Why do elements, as they have more protons, need a higher amount of neutrons to stabilise them? I've seen the graphs of the stability line but I can't find any reason as to why this happens, I understand radiation, just not why radiation needs to occur in the first place if that makes sense.
 A: The nuclear force only acts between nearest neighbors to hold them together- but the electrostatic force driving them apart has infinite range, so any one proton in the nucleus feels the repulsion of all the other protons.
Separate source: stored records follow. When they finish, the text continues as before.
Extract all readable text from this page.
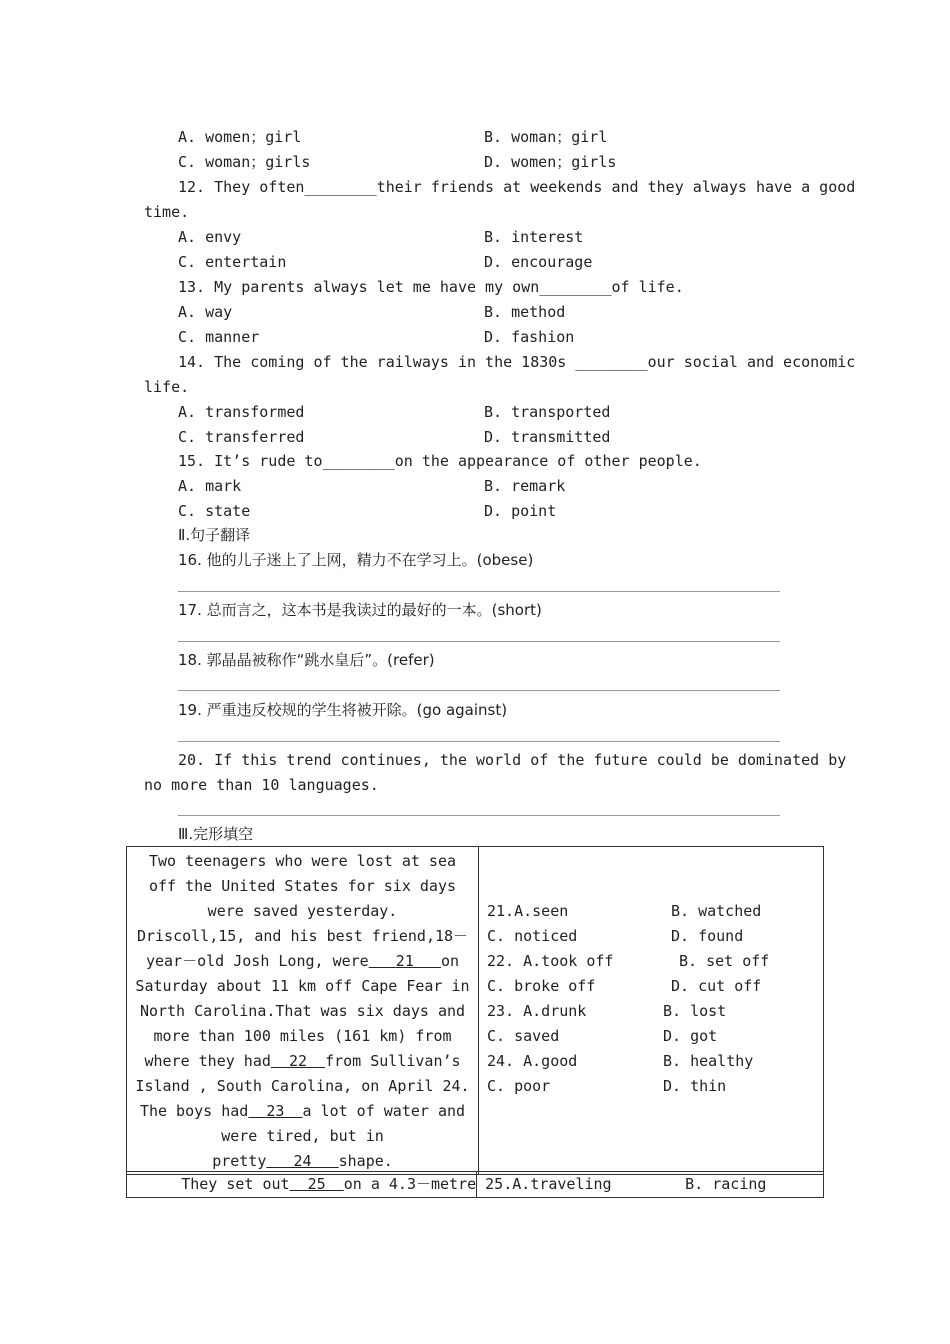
A. women；girl	B. woman；girl
C. woman；girls	D. women；girls
12. They often________their friends at weekends and they always have a good
time.
A. envy	B. interest
C. entertain	D. encourage
13. My parents always let me have my own________of life.
A. way	B. method
C. manner	D. fashion
14. The coming of the railways in the 1830s ________our social and economic
life.
A. transformed	B. transported
C. transferred	D. transmitted
15. It’s rude to________on the appearance of other people.
A. mark	B. remark
C. state	D. point
Ⅱ.句子翻译
16. 他的儿子迷上了上网，精力不在学习上。(obese)
17. 总而言之，这本书是我读过的最好的一本。(short)
18. 郭晶晶被称作“跳水皇后”。(refer)
19. 严重违反校规的学生将被开除。(go against)
20. If this trend continues, the world of the future could be dominated by
no more than 10 languages.
Ⅲ.完形填空
Two teenagers who were lost at sea off the United States for six days were saved yesterday.
Driscoll,15, and his best friend,18－year－old Josh Long, were 21 on Saturday about 11 km off Cape Fear in North Carolina.That was six days and more than 100 miles (161 km) from where they had 22 from Sullivan’s Island , South Carolina, on April 24. The boys had 23 a lot of water and were tired, but in pretty 24 shape.

21.A.seen	B. watched
C. noticed	D. found
22. A.took off	B. set off
C. broke off	D. cut off
23. A.drunk	B. lost
C. saved	D. got
24. A.good	B. healthy
C. poor	D. thin
They set out 25 on a 4.3－metre	25.A.traveling	B. racing
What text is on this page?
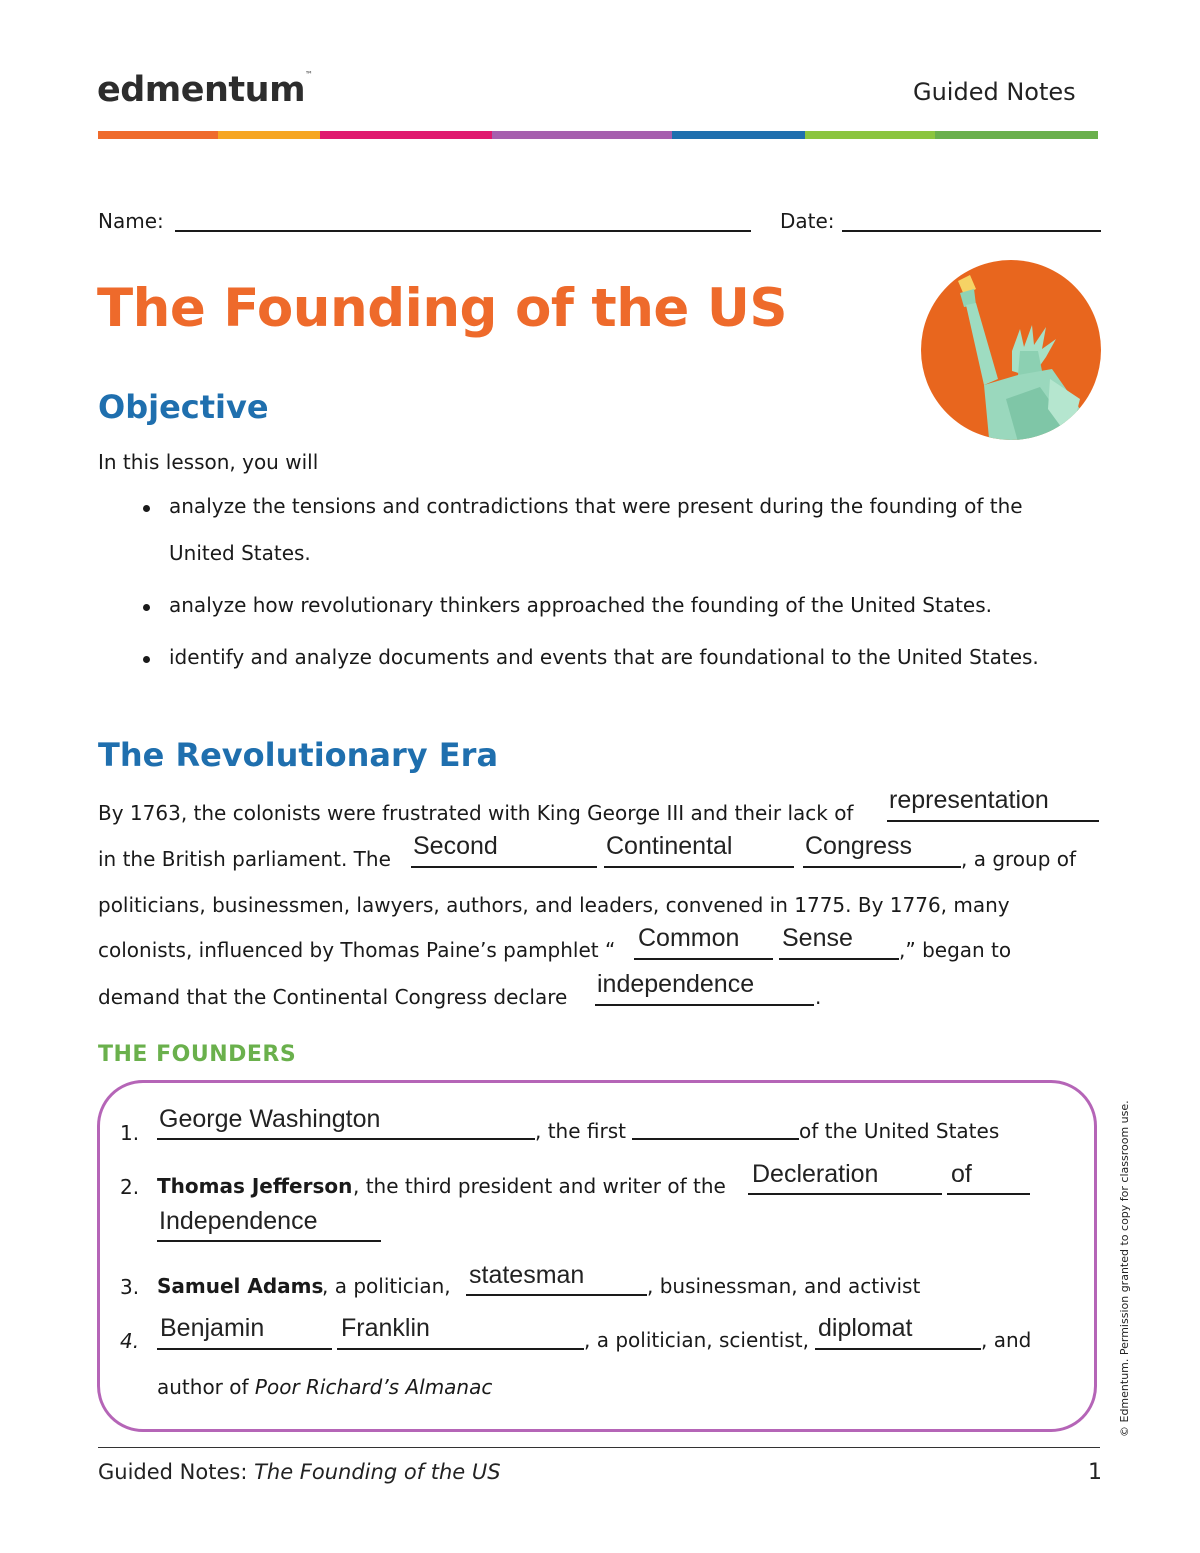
edmentum™
Guided Notes
Name:	Date:
The Founding of the US
Objective
In this lesson, you will
analyze the tensions and contradictions that were present during the founding of the
United States.
analyze how revolutionary thinkers approached the founding of the United States.
identify and analyze documents and events that are foundational to the United States.
The Revolutionary Era
By 1763, the colonists were frustrated with King George III and their lack of representation
in the British parliament. The Second	Continental	Congress , a group of
politicians, businessmen, lawyers, authors, and leaders, convened in 1775. By 1776, many
colonists, influenced by Thomas Paine’s pamphlet “ Common Sense ,” began to
demand that the Continental Congress declare independence	.
THE FOUNDERS
1. George Washington	, the first	of the United States
2. Thomas Jefferson , the third president and writer of the Decleration	of
Independence
3. Samuel Adams
, a politician, statesman	, businessman, and activist
4. Benjamin	Franklin	, a politician, scientist, diplomat	, and
author of Poor Richard’s Almanac	© Edmentum. Permission granted to copy for classroom use.
Guided Notes: The Founding of the US	1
This is why you need extra neutrons (which bind via the nuclear force but do not experience the electrostatic force) as "glue" to keep all the protons stuck together.
A: Having a stable nucleus is a complex balance between the

*

*residual nuclear interaction attracting protons and neutrons together, but has quite short range even for the nuclear scale

*electrostatic interaction (trying to fly the protons apart, but not acting on neutrons),

*weak interaction, able to convert protons into neutrons and neutrons in protons if it happens to be energetically favorable

*Pauli principle that prevents neutrons and protons (it acts separately for protons and neutrons) clumping too close together

...as well as some other factors that have less of influence.
The first two factors together act as if you need to "dilute" protons with neutrons in order to keep them from flying away, but not too much.
These two factors have different behavior at a distance.
The important part is, the electrostatic interaction has relatively longer range. (In fact, both interactions are good to infinity, but the electrostatic weakens with distance much slower)
As you grow the nucleus bigger and bigger, the electrostatic interaction gets more and more influence in the overall balance, because it acts better at a distance.
This is why bigger nuclei favor more neutrons.